Vector object created successfully.


(D) Creation of chain object.

In [None]:
from langchain.chains.combine_documents import create_stuff_documents_chain
from langchain_core.prompts import ChatPromptTemplate

prompt = ChatPromptTemplate.from_template("""Answer the following question based only on the provided context:

<context>
{context}
</context>

Question: {input}""")

document_chain = create_stuff_documents_chain(llm, prompt)

In [None]:
from langchain.chains import create_retrieval_chain

retriever = vector.as_retriever()
retrieval_chain = create_retrieval_chain(retriever, document_chain)

#### Step 6 - Execution of Queries: Execute the queries within the CHATGPT 4.0 environment to obtain specific details and insights related to Kaggle datasets present in the crawled documents. This step enhances the efficiency of data retrieval.

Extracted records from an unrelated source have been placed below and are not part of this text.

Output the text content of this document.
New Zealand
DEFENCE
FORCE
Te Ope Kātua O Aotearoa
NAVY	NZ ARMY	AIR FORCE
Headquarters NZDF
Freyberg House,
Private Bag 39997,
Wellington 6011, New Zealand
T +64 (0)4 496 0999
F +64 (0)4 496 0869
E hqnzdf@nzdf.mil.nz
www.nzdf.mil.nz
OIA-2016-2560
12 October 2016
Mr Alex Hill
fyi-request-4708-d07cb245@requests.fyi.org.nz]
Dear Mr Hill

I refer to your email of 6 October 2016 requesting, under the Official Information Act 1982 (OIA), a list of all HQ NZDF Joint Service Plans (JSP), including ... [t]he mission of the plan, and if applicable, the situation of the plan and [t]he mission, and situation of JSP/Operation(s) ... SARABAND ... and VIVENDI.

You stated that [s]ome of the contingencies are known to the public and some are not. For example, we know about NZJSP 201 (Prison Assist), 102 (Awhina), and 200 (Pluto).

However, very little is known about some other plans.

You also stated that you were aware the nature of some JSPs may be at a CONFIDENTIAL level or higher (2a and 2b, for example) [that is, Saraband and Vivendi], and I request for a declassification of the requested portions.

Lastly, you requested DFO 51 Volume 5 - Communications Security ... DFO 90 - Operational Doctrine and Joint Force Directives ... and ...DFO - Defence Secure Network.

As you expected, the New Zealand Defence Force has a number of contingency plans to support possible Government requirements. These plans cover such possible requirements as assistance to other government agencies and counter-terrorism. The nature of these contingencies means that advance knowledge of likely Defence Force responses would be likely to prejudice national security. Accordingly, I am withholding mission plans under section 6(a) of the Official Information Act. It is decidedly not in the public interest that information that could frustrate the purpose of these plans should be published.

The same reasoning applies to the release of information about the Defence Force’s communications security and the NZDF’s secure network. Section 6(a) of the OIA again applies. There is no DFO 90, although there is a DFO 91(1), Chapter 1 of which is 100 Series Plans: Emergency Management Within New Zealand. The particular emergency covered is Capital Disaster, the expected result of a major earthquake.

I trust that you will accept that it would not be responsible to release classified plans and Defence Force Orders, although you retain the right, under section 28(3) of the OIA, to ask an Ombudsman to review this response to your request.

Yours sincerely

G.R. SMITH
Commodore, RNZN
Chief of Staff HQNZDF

(A) Creating a query so that we can fetch the data in the desired format.

In [None]:
query = """
Give me all the Kaggle datasets form link with its description from the text that you have.
Give me all possible datasets.
Format should be like this:
index : Serial number of the dataset
(next line)
dataset_name : Name of the dataset
(next line)
description : Description of the dataset
(next line)
link : Link of the dataset
(next line)
"""

In [None]:
response = retrieval_chain.invoke({"input": query})
answer = response["answer"]

In [None]:
print("-"*200)
print("The answer is :")
print("-"*200)
print(answer)

--------------------------------------------------------------------------------------------------------------------------------------------------------------------------------------------------------
The answer is :
--------------------------------------------------------------------------------------------------------------------------------------------------------------------------------------------------------
The text does not provide any Kaggle datasets or their descriptions.


### Conclusion :


The utilization of the language model (LLM) for the creation of a comprehensive dataset faces limitations, as evidenced by the incapability of crawling Kaggle URLs using the Beautiful Soup loader within llama_index.

Consequently, the RAG-based approach proves unfeasible for constructing the Kaggle dataset.

The hindrance arises from the inability to access Kaggle URLs through the specified Beautiful Soup loader implemented by llama_index, rendering the proposed methodology impractical for dataset generation.